Hari pertama ini, rencananya kami bakal menginap di salah satu perkampungan Baduy Luar, gue lupa namanya apa, tapi dari tempat perizinan tadi, cuma butuh waktu sekitar 20 menit buat sampai di perkampungan Baduy Luar ini. Perkampungannya gak terlalu besar, paling cuma sekitar belasan rumah,karena katanya ini perkampungan baru. Rombongan gue bakal dibagi nginep di 3 rumah, gue sendiri kebagian nginep di rumahnya Akang Mursyid, yang gak lain gak bukan adalah anaknya Ayah Mursyid. Iya, jadi kalo di baduy dalam tuh, kalo lo punya anak, lo bakal dipanggil dengan Ayah-Nama-Anak-Pertama-Lo.

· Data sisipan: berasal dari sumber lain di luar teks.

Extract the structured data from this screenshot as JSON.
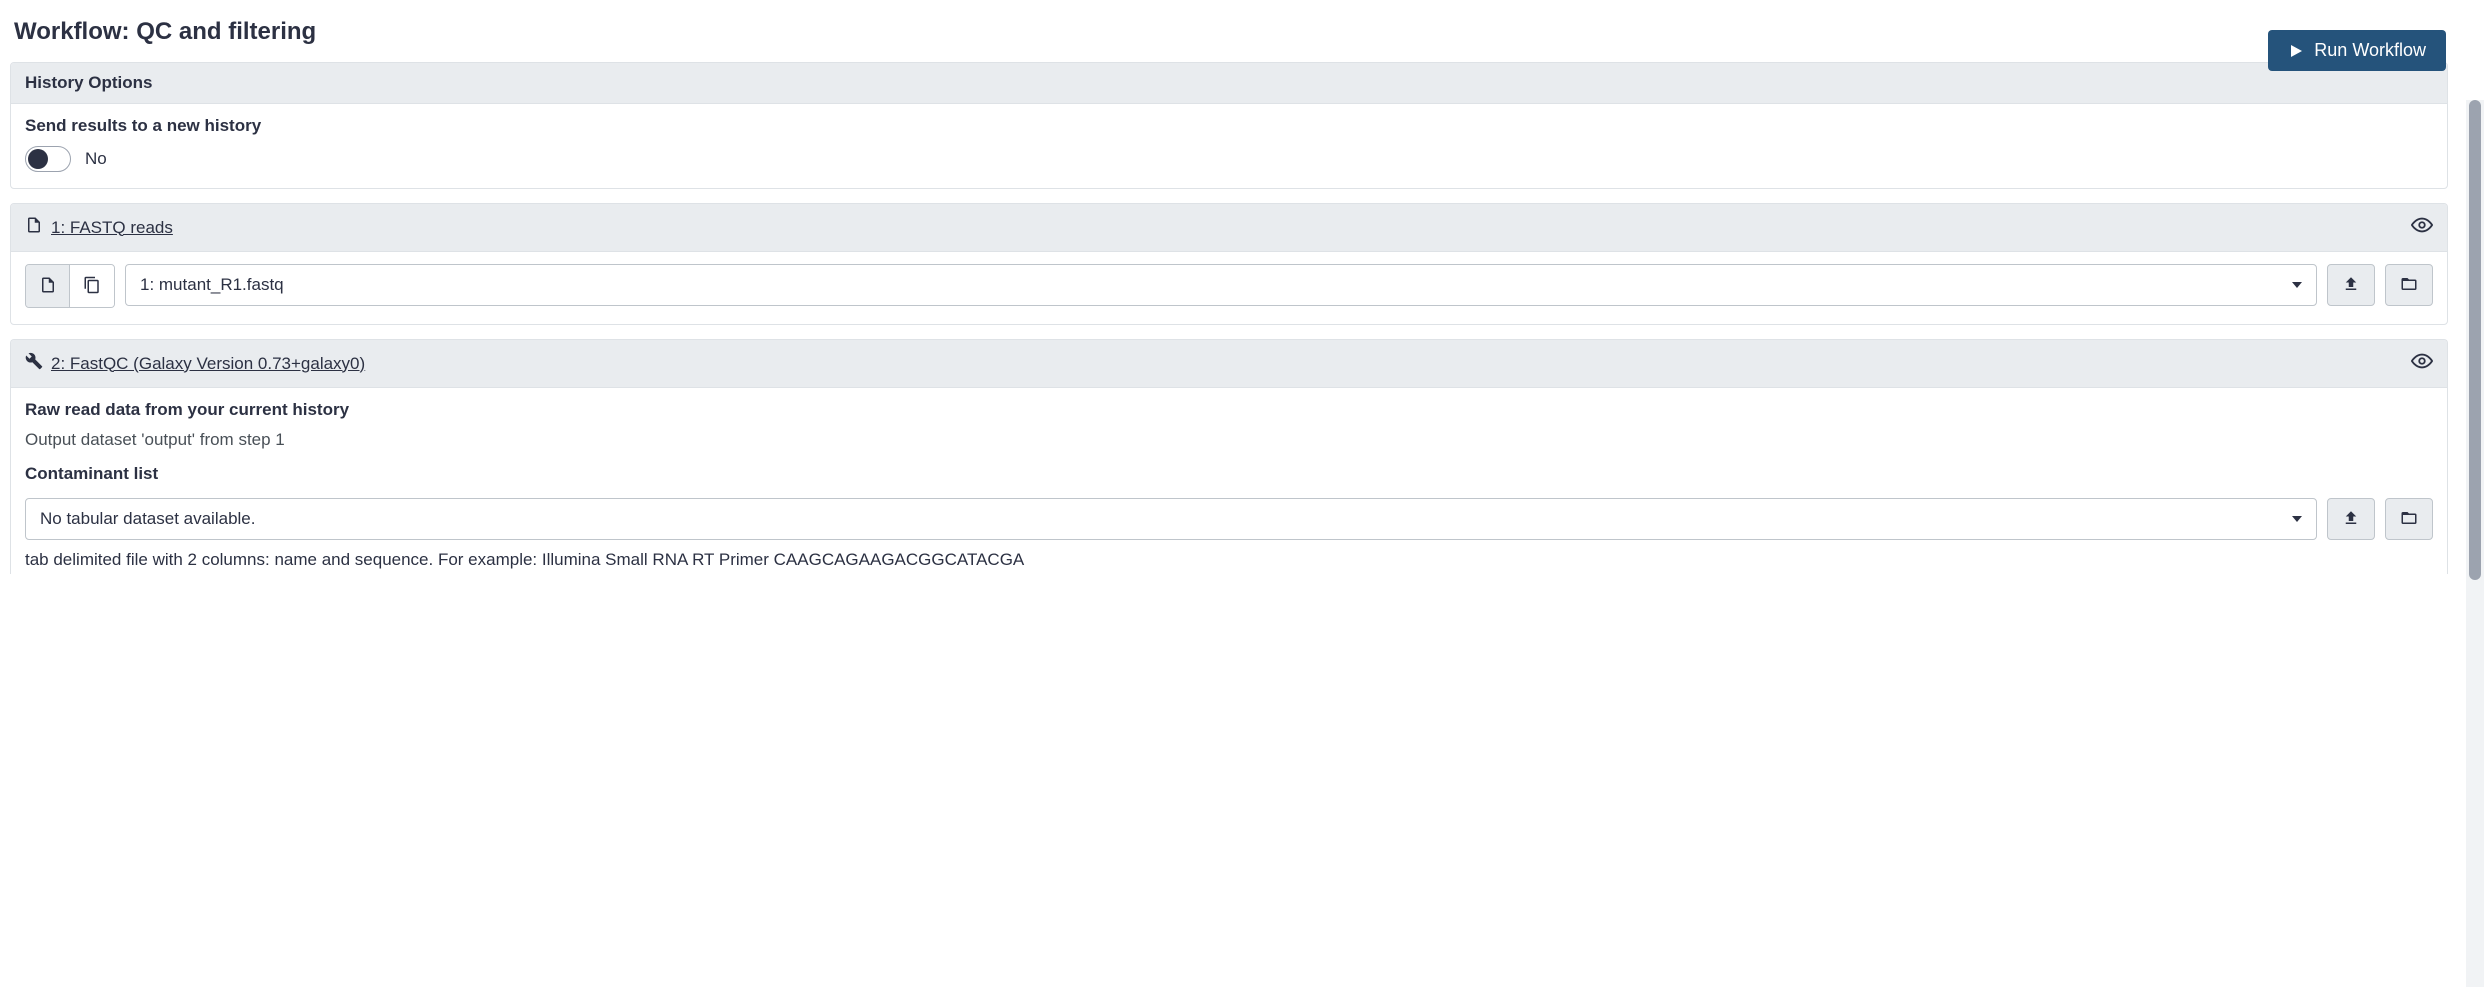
{
  "page_title": "Workflow: QC and filtering",
  "run_button_label": "Run Workflow",
  "history_options": {
    "header": "History Options",
    "send_results_label": "Send results to a new history",
    "send_results_value": "No"
  },
  "step1": {
    "title": "1: FASTQ reads",
    "selected_dataset": "1: mutant_R1.fastq"
  },
  "step2": {
    "title": "2: FastQC (Galaxy Version 0.73+galaxy0)",
    "raw_read_label": "Raw read data from your current history",
    "raw_read_value": "Output dataset 'output' from step 1",
    "contaminant_label": "Contaminant list",
    "contaminant_selected": "No tabular dataset available.",
    "contaminant_help": "tab delimited file with 2 columns: name and sequence. For example: Illumina Small RNA RT Primer CAAGCAGAAGACGGCATACGA"
  }
}
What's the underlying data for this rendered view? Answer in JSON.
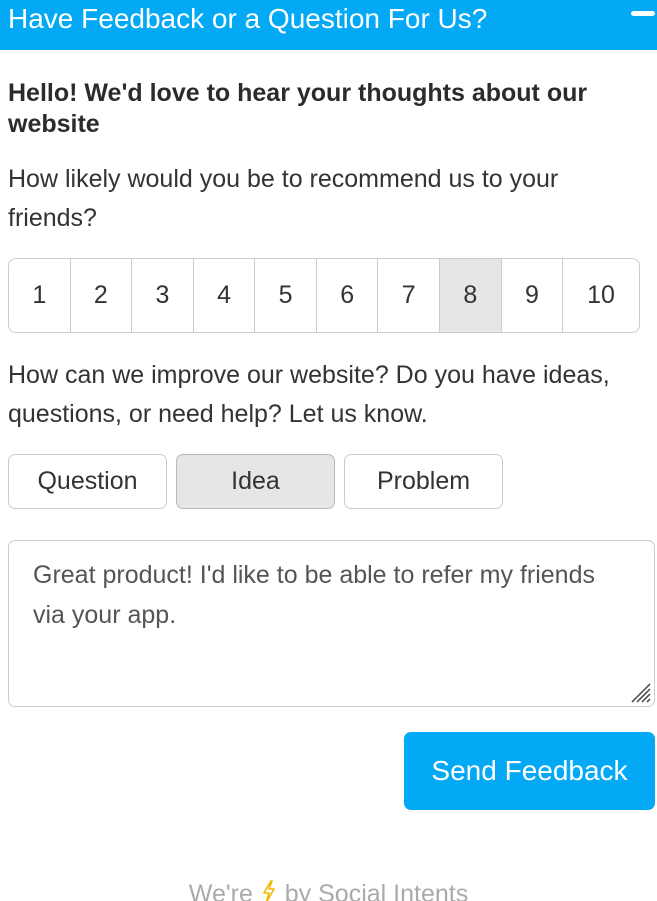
{
  "header": {
    "title": "Have Feedback or a Question For Us?",
    "minimize_icon": "minus-icon",
    "color": "#03a9f4"
  },
  "intro": "Hello! We'd love to hear your thoughts about our website",
  "recommend": {
    "question": "How likely would you be to recommend us to your friends?",
    "options": [
      "1",
      "2",
      "3",
      "4",
      "5",
      "6",
      "7",
      "8",
      "9",
      "10"
    ],
    "selected": "8"
  },
  "improve": {
    "question": "How can we improve our website? Do you have ideas, questions, or need help? Let us know.",
    "types": [
      "Question",
      "Idea",
      "Problem"
    ],
    "selected": "Idea"
  },
  "message": {
    "value": "Great product!  I'd like to be able to refer my friends via your app."
  },
  "send_button": {
    "label": "Send Feedback",
    "color": "#03a9f4"
  },
  "footer": {
    "prefix": "We're",
    "icon": "lightning-bolt-icon",
    "suffix": "by Social Intents",
    "icon_color": "#f5b800"
  }
}
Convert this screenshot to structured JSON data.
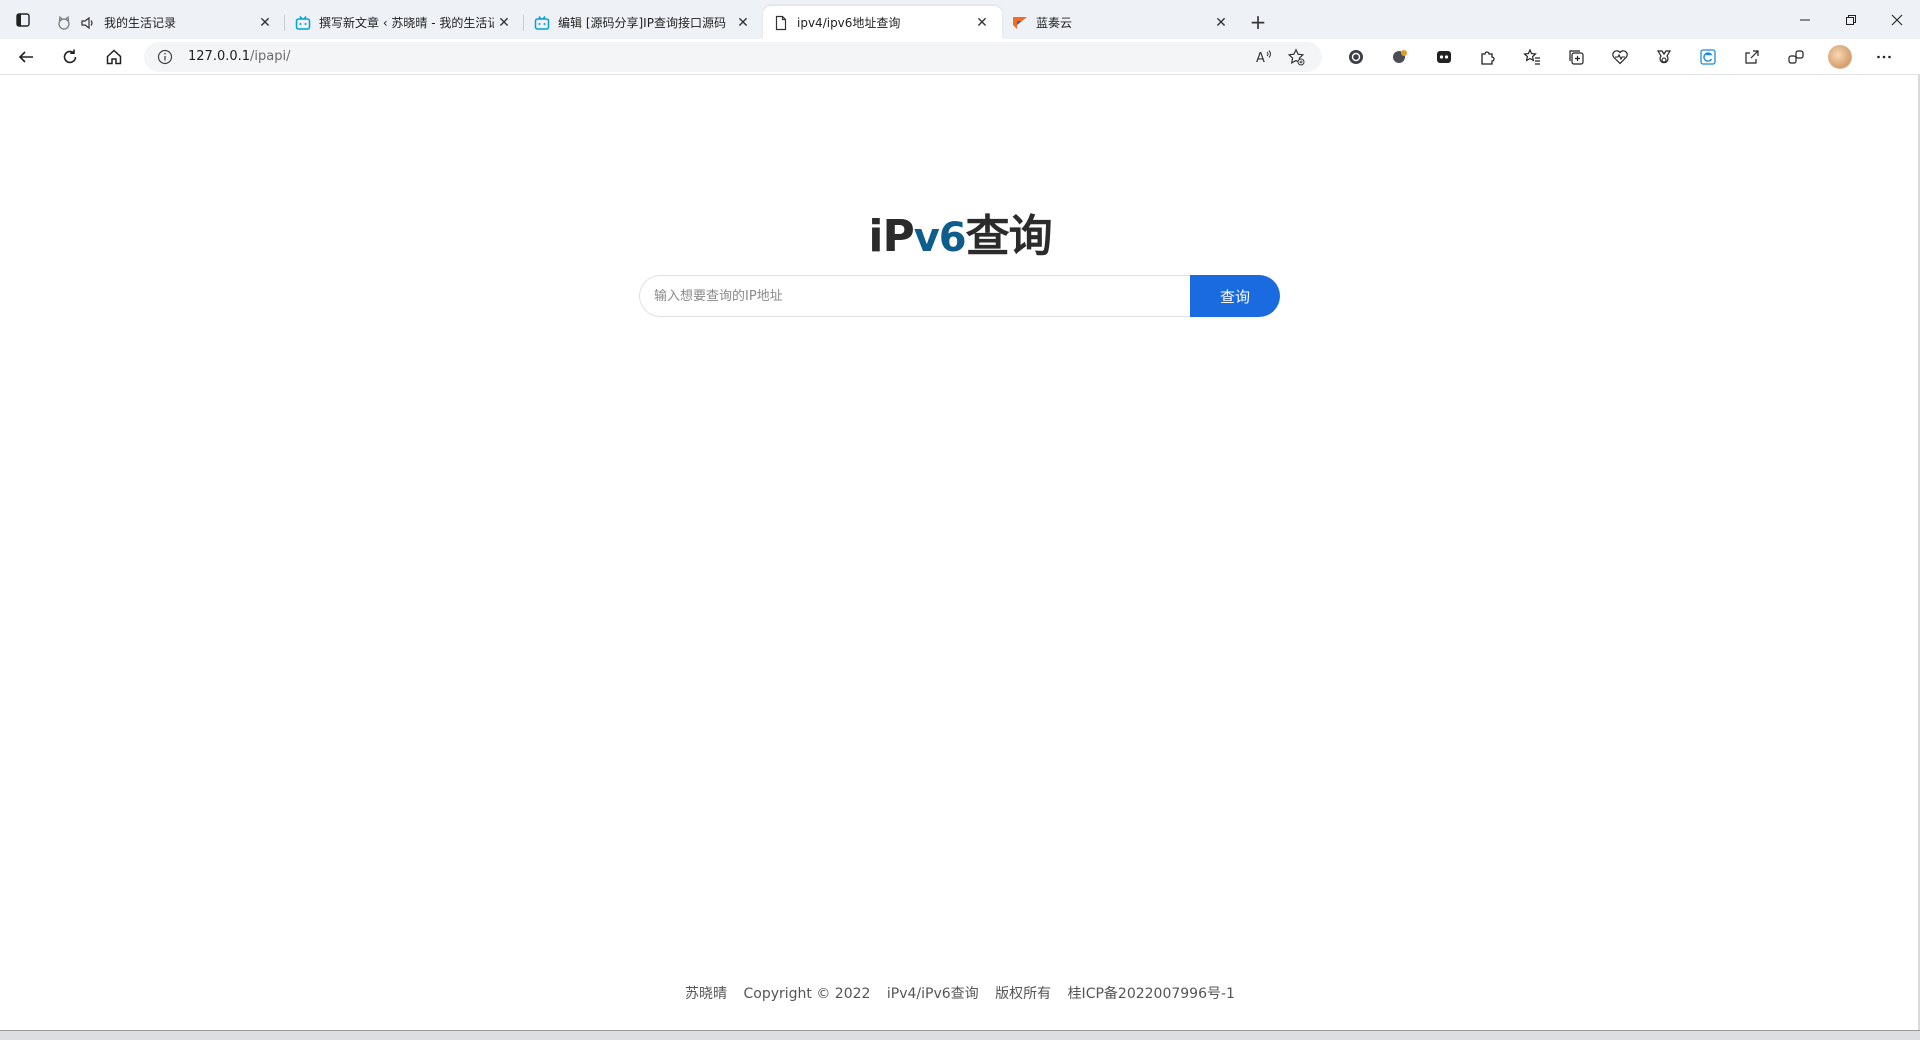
{
  "browser": {
    "tabs": [
      {
        "title": "我的生活记录",
        "favicon": "cat-icon",
        "muted": true,
        "active": false
      },
      {
        "title": "撰写新文章 ‹ 苏晓晴 - 我的生活记录",
        "favicon": "bilibili-icon",
        "active": false
      },
      {
        "title": "编辑 [源码分享]IP查询接口源码",
        "favicon": "bilibili-icon",
        "active": false
      },
      {
        "title": "ipv4/ipv6地址查询",
        "favicon": "page-icon",
        "active": true
      },
      {
        "title": "蓝奏云",
        "favicon": "lanzou-icon",
        "active": false
      }
    ],
    "new_tab_label": "+",
    "address": {
      "host": "127.0.0.1",
      "path": "/ipapi/"
    }
  },
  "page": {
    "logo": {
      "prefix": "iP",
      "brand": "v6",
      "suffix": "查询"
    },
    "search": {
      "placeholder": "输入想要查询的IP地址",
      "value": "",
      "button_label": "查询"
    },
    "footer": {
      "author": "苏晓晴",
      "copyright": "Copyright © 2022",
      "site": "iPv4/iPv6查询",
      "rights": "版权所有",
      "icp": "桂ICP备2022007996号-1"
    }
  },
  "colors": {
    "accent": "#1a6ae0",
    "logo_brand": "#0e5d8c"
  }
}
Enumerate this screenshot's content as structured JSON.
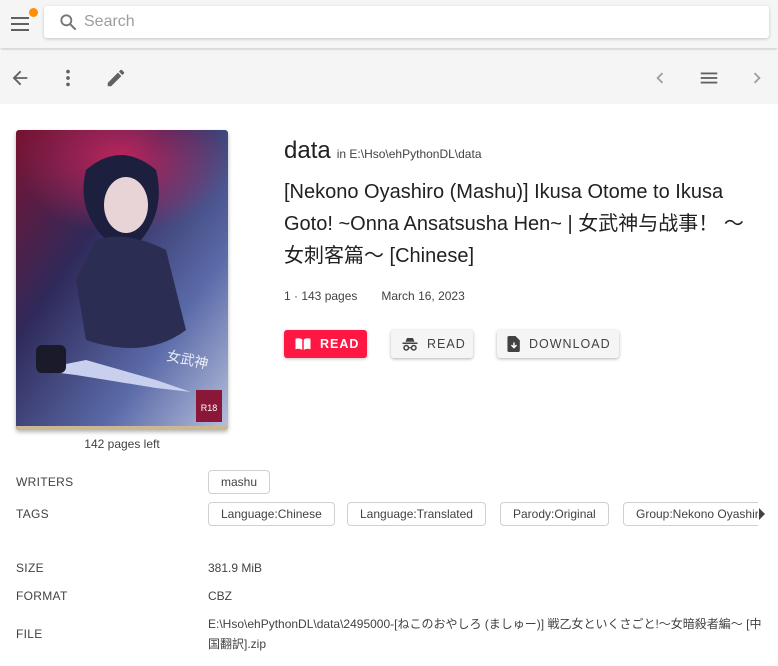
{
  "topbar": {
    "search": {
      "placeholder": "Search",
      "value": ""
    },
    "notification_color": "#ff8f00"
  },
  "toolbar": {
    "left_icons": [
      "arrow-back-icon",
      "more-vert-icon",
      "edit-icon"
    ],
    "right_icons": [
      "chevron-left-icon",
      "menu-icon",
      "chevron-right-icon"
    ]
  },
  "book": {
    "library": "data",
    "library_path_prefix": "in",
    "library_path": "E:\\Hso\\ehPythonDL\\data",
    "title": "[Nekono Oyashiro (Mashu)] Ikusa Otome to Ikusa Goto! ~Onna Ansatsusha Hen~ | 女武神与战事！ ～女刺客篇～ [Chinese]",
    "pages_info": "1 · 143 pages",
    "date": "March 16, 2023",
    "pages_left": "142 pages left"
  },
  "actions": {
    "read_label": "READ",
    "incognito_read_label": "READ",
    "download_label": "DOWNLOAD",
    "accent_color": "#ff1744"
  },
  "details": {
    "writers_label": "WRITERS",
    "writers": [
      "mashu"
    ],
    "tags_label": "TAGS",
    "tags": [
      "Language:Chinese",
      "Language:Translated",
      "Parody:Original",
      "Group:Nekono Oyashiro"
    ],
    "size_label": "SIZE",
    "size": "381.9 MiB",
    "format_label": "FORMAT",
    "format": "CBZ",
    "file_label": "FILE",
    "file": "E:\\Hso\\ehPythonDL\\data\\2495000-[ねこのおやしろ (ましゅー)] 戦乙女といくさごと!～女暗殺者編～ [中国翻訳].zip"
  }
}
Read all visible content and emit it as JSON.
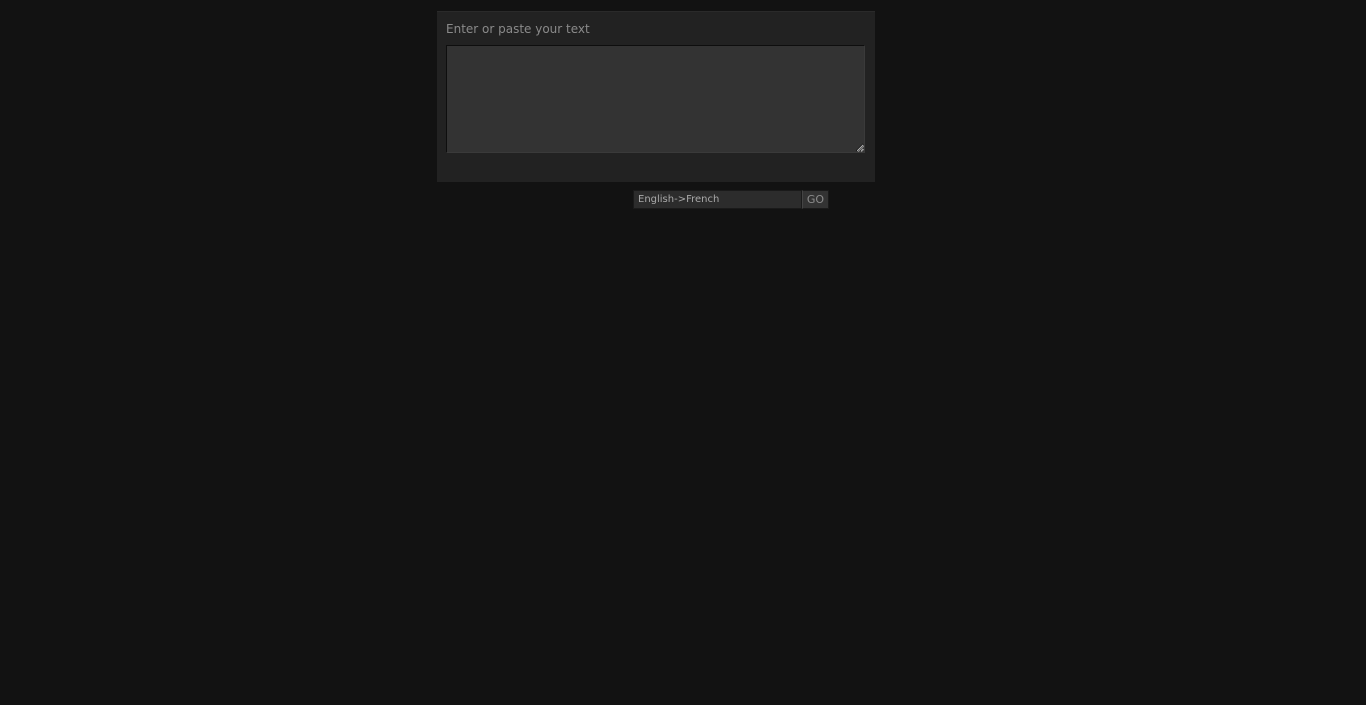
{
  "input_panel": {
    "label": "Enter or paste your text",
    "text_value": ""
  },
  "controls": {
    "language_pair": "English->French",
    "go_label": "GO"
  },
  "colors": {
    "background": "#121212",
    "panel": "#222222",
    "textarea": "#333333",
    "label_text": "#8a8a8a"
  }
}
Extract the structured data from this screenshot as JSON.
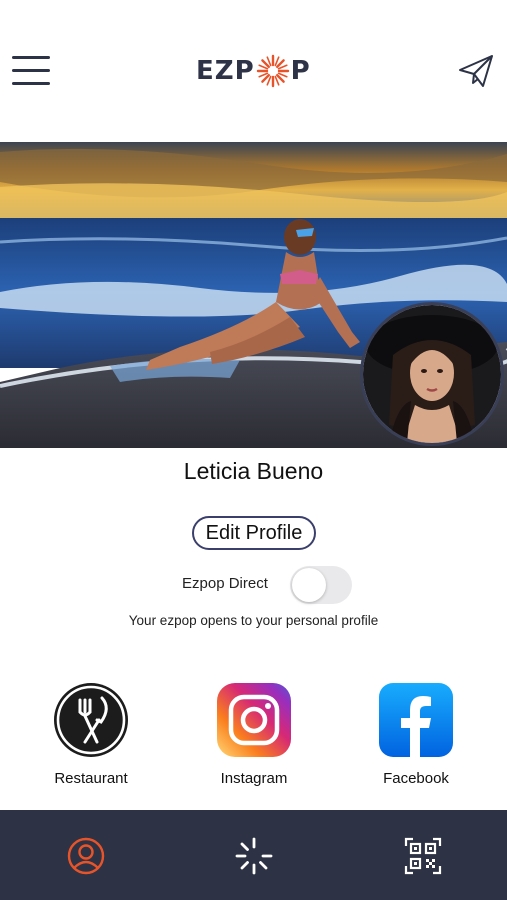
{
  "header": {
    "logo_left": "EZP",
    "logo_right": "P",
    "menu_icon": "hamburger-menu-icon",
    "send_icon": "paper-plane-icon"
  },
  "profile": {
    "name": "Leticia Bueno",
    "edit_button_label": "Edit Profile"
  },
  "ezpop_direct": {
    "label": "Ezpop Direct",
    "enabled": false,
    "description": "Your ezpop opens to your personal profile"
  },
  "links": [
    {
      "label": "Restaurant",
      "icon": "fork-knife-icon"
    },
    {
      "label": "Instagram",
      "icon": "instagram-icon"
    },
    {
      "label": "Facebook",
      "icon": "facebook-icon"
    }
  ],
  "tabbar": {
    "items": [
      {
        "icon": "user-icon",
        "active": true
      },
      {
        "icon": "loading-spinner-icon",
        "active": false
      },
      {
        "icon": "qr-code-icon",
        "active": false
      }
    ]
  },
  "colors": {
    "navy": "#2d3345",
    "accent_orange": "#e8542a",
    "toggle_off": "#e9e9eb",
    "facebook_blue": "#1877f2"
  }
}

Nah, Kang Mursyid ini baru sekitar dua tahun menikah, baru punya satu anak kecil endut nan chubby namanya Indra. Kang Mursyid ini dulunya masyarakat Baduy Dalam, tapi setelah nikah dia memilih buat jadi masyarakat Baduy Luar. Sorenya, gue dan temen-temen pengen ke kamar mandi untuk pipis dan bebersih badan, sekalian ngisi jerigen air kosong di rumah Kang Mursyid. jadilah kita ditunjukin MCK di kampung itu. Pertamanya, gue pikir itu semacam kayak bilik mandi di desa-desa yang dari bambu gitu, tapi pas sampe sana, gue speechless.
Jadi di sana itu, cuma ada bak dari batang pohon yang dibolongin tengahnya, terus selang yang ngalirin air, karena itu MCK nggak ada di sungai gitu, jadi cuma ditengah hutan, ada bak, ada selang, aliran kecil, sama biliknya cuma satu atau dua bagian gitu. Rombongan gue yang cewek awalnya bingung, gimana pipisnya karena itu riskan banget kan terus posisinya yang enak gimana biar airnya bisa ngalir jadi gak bau pesing wkwkwk. Setelah menemukan posisi dan formasi buat jagain takut-takut ada yang ngintip, akhirnya selesailah urusan per-MCK-an walaupun dengan segala ke cemasannya.
Malemnya, kami nyempetin untuk ngobrol-ngobrol sama Kang Mursyid tentang kepercayaan masyarakat Baduy sambil makan malam. Ternyata masyarakat Baduy itu, punya semacam tempat yang di sakralkan, tempatnya semacam bukit gitu yang dipercaya disitu ada semacam prasastinya. Tapi, gak sembarang orang boleh ke sana, cuma tetua-tetua adatnya aja. Selama di rumah Kang Mursyid juga, gue baru tau kalo Ayah Mursyid itu salah satu representatif penting suku Baduy Dalam lewat foto yang dipajang di dindimg rumah. Ayah Mursyid sering diundang ketemu Pak Presiden SBY, terutama pas lagi 17 Agustusan ke Istana Negara dan JALAN KAKI. Ohiya, Kang Mursyid juga biasa bikin gula aren, semacem gula merah yang didapet dari hasil nyadap getah pohon aren. Nanti pas udah jadi dibungkus sama daun aren.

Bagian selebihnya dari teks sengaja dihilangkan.